The remaining P40 billion is spread out to various agencies for job creation, provision of better services, and other assistance.
Of the P50 billion placed in the stimulus package, P35 billion came from a reduction in the debt service. This is similar to what Congress did with the 2008 budget, when it reduced debt service by about P26 billion and realigned the amount to various agencies.
President Macapagal-Arroyo had vetoed last year the cut in debt payments, saying Congress has no power to cut debt service which takes the form of automatic appropriation.
But the realigned amount was not taken away from the various agencies, bloating the budget by P26 billion more than the original Malacañang proposal.
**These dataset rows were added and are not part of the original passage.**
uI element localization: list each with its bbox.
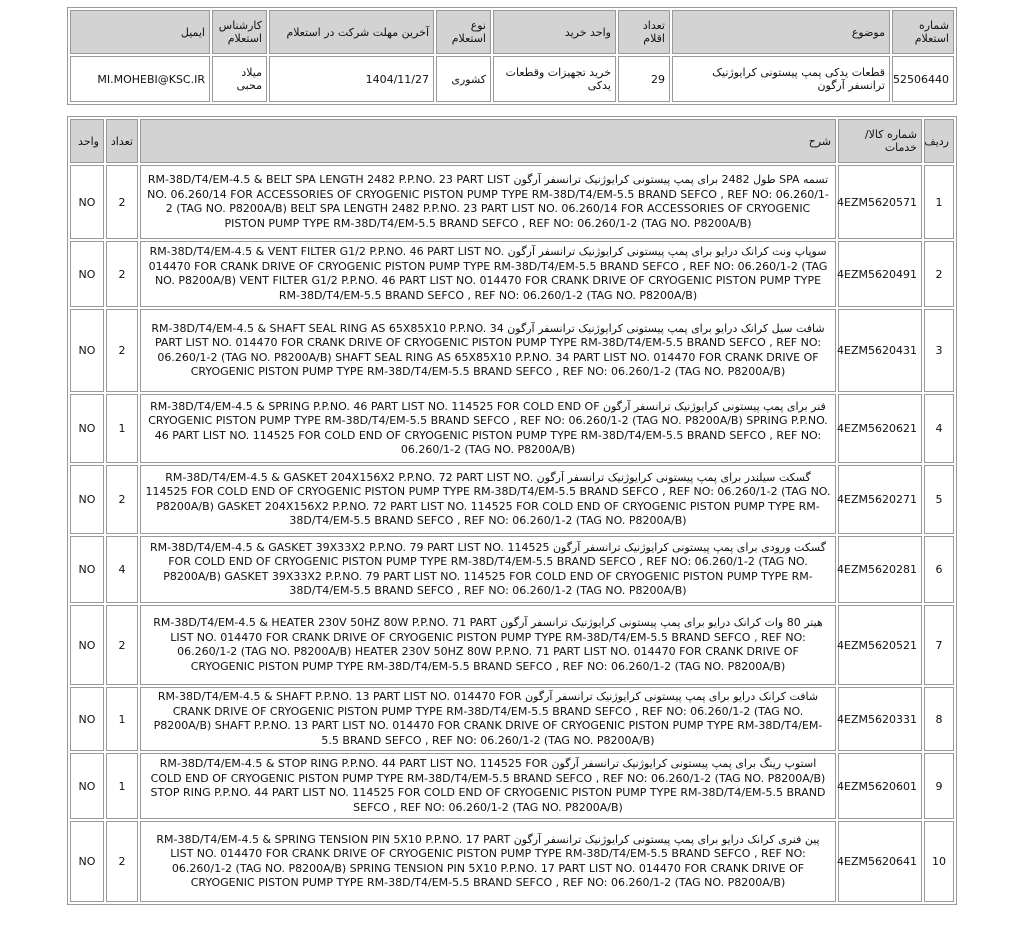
table-row [70, 821, 954, 902]
inquiry-value: میلاد محبی [212, 56, 267, 102]
item-quantity: 2 [106, 821, 138, 902]
item-description: گسکت ورودی برای پمپ پیستونی کرایوژنیک ترانسفر آرگون RM-38D/T4/EM-4.5 & GASKET 39X33X2 P.P.NO. 79 PART LIST NO. 114525 FOR COLD END OF CRYOGENIC PISTON PUMP TYPE RM-38D/T4/EM-5.5 BRAND SEFCO , REF NO: 06.260/1-2 (TAG NO. P8200A/B) GASKET 39X33X2 P.P.NO. 79 PART LIST NO. 114525 FOR COLD END OF CRYOGENIC PISTON PUMP TYPE RM-38D/T4/EM-5.5 BRAND SEFCO , REF NO: 06.260/1-2 (TAG NO. P8200A/B) [140, 536, 836, 603]
item-description: تسمه SPA طول 2482 برای پمپ پیستونی کرایوژنیک ترانسفر آرگون RM-38D/T4/EM-4.5 & BELT SPA LENGTH 2482 P.P.NO. 23 PART LIST NO. 06.260/14 FOR ACCESSORIES OF CRYOGENIC PISTON PUMP TYPE RM-38D/T4/EM-5.5 BRAND SEFCO , REF NO: 06.260/1-2 (TAG NO. P8200A/B) BELT SPA LENGTH 2482 P.P.NO. 23 PART LIST NO. 06.260/14 FOR ACCESSORIES OF CRYOGENIC PISTON PUMP TYPE RM-38D/T4/EM-5.5 BRAND SEFCO , REF NO: 06.260/1-2 (TAG NO. P8200A/B) [140, 165, 836, 239]
row-number: 4 [924, 394, 954, 463]
table-row [70, 605, 954, 685]
inquiry-value: 1404/11/27 [269, 56, 434, 102]
item-unit: NO [70, 753, 104, 819]
inquiry-summary-table [67, 7, 957, 105]
item-description: هیتر 80 وات کرانک درایو برای پمپ پیستونی کرایوژنیک ترانسفر آرگون RM-38D/T4/EM-4.5 & HEATER 230V 50HZ 80W P.P.NO. 71 PART LIST NO. 014470 FOR CRANK DRIVE OF CRYOGENIC PISTON PUMP TYPE RM-38D/T4/EM-5.5 BRAND SEFCO , REF NO: 06.260/1-2 (TAG NO. P8200A/B) HEATER 230V 50HZ 80W P.P.NO. 71 PART LIST NO. 014470 FOR CRANK DRIVE OF CRYOGENIC PISTON PUMP TYPE RM-38D/T4/EM-5.5 BRAND SEFCO , REF NO: 06.260/1-2 (TAG NO. P8200A/B) [140, 605, 836, 685]
table-row [70, 309, 954, 392]
item-description: سوپاپ ونت کرانک درایو برای پمپ پیستونی کرایوژنیک ترانسفر آرگون RM-38D/T4/EM-4.5 & VENT FILTER G1/2 P.P.NO. 46 PART LIST NO. 014470 FOR CRANK DRIVE OF CRYOGENIC PISTON PUMP TYPE RM-38D/T4/EM-5.5 BRAND SEFCO , REF NO: 06.260/1-2 (TAG NO. P8200A/B) VENT FILTER G1/2 P.P.NO. 46 PART LIST NO. 014470 FOR CRANK DRIVE OF CRYOGENIC PISTON PUMP TYPE RM-38D/T4/EM-5.5 BRAND SEFCO , REF NO: 06.260/1-2 (TAG NO. P8200A/B) [140, 241, 836, 307]
inquiry-header: تعداد اقلام [618, 10, 670, 54]
item-description: استوپ رینگ برای پمپ پیستونی کرایوژنیک ترانسفر آرگون RM-38D/T4/EM-4.5 & STOP RING P.P.NO. 44 PART LIST NO. 114525 FOR COLD END OF CRYOGENIC PISTON PUMP TYPE RM-38D/T4/EM-5.5 BRAND SEFCO , REF NO: 06.260/1-2 (TAG NO. P8200A/B) STOP RING P.P.NO. 44 PART LIST NO. 114525 FOR COLD END OF CRYOGENIC PISTON PUMP TYPE RM-38D/T4/EM-5.5 BRAND SEFCO , REF NO: 06.260/1-2 (TAG NO. P8200A/B) [140, 753, 836, 819]
item-unit: NO [70, 465, 104, 534]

Lacson stressed this point in raising his objection to the 2009 budget measure.
“Now if the President vetoes the proposed cut from the debt service without deducting the same amount from the line item to which they are now re-appropriated, the 2009 GAA becomes constitutionally infirm,” he said.
“Judging from the veto message sent by the President to Congress on the 2008 national budget, I cannot see how she will not veto this year’s P50.1 billion cut from the debt service,” Lacson added.
Lacson, who was supposed to be a member of the bicameral conference committee on the budget measure, was also dismayed by the lack of transparency in the bicameral process.
He said only the two chairmen of the Senate-House panel, Senate finance committee chair Edgardo Angara and House appropriations committee chair Junie Cua, met and hammered out the final version of the measure.
The 2009 national budget will be utilized to cushion the immediate and long-term effects of the current global financial crisis.
Speaker Prospero Nograles assured the public that the P1.415 trillion budget will be allocated to vital infrastructure and socio-economic projects.
The House of Representatives ratified the General Appropriations Act of 2009 on Wednesday night over the objection of some members of the minority group.
“This most important piece of legislation will mobilize the country’s human and material resources and catalyze national productivity and development,” Nograles said.
Malacañang welcomed the ratification of the bicameral conference committee report of the proposed 2009 national budget, saying it is “another step towards progress.”
“We’d like to carry the message of gratitude to both houses of Congress,” Deputy Presidential Spokesman Anthony Golez said shortly after the Senate ratified the budget.
“The Palace trusts the collective wisdom of our lawmakers. The ratification will help us weather the global financial crisis,” Deputy Presidential Spokesperson Lorelei Fajardo said.
The measure which was also ratified by the House of Representatives Wednesday night is ready for signing into law.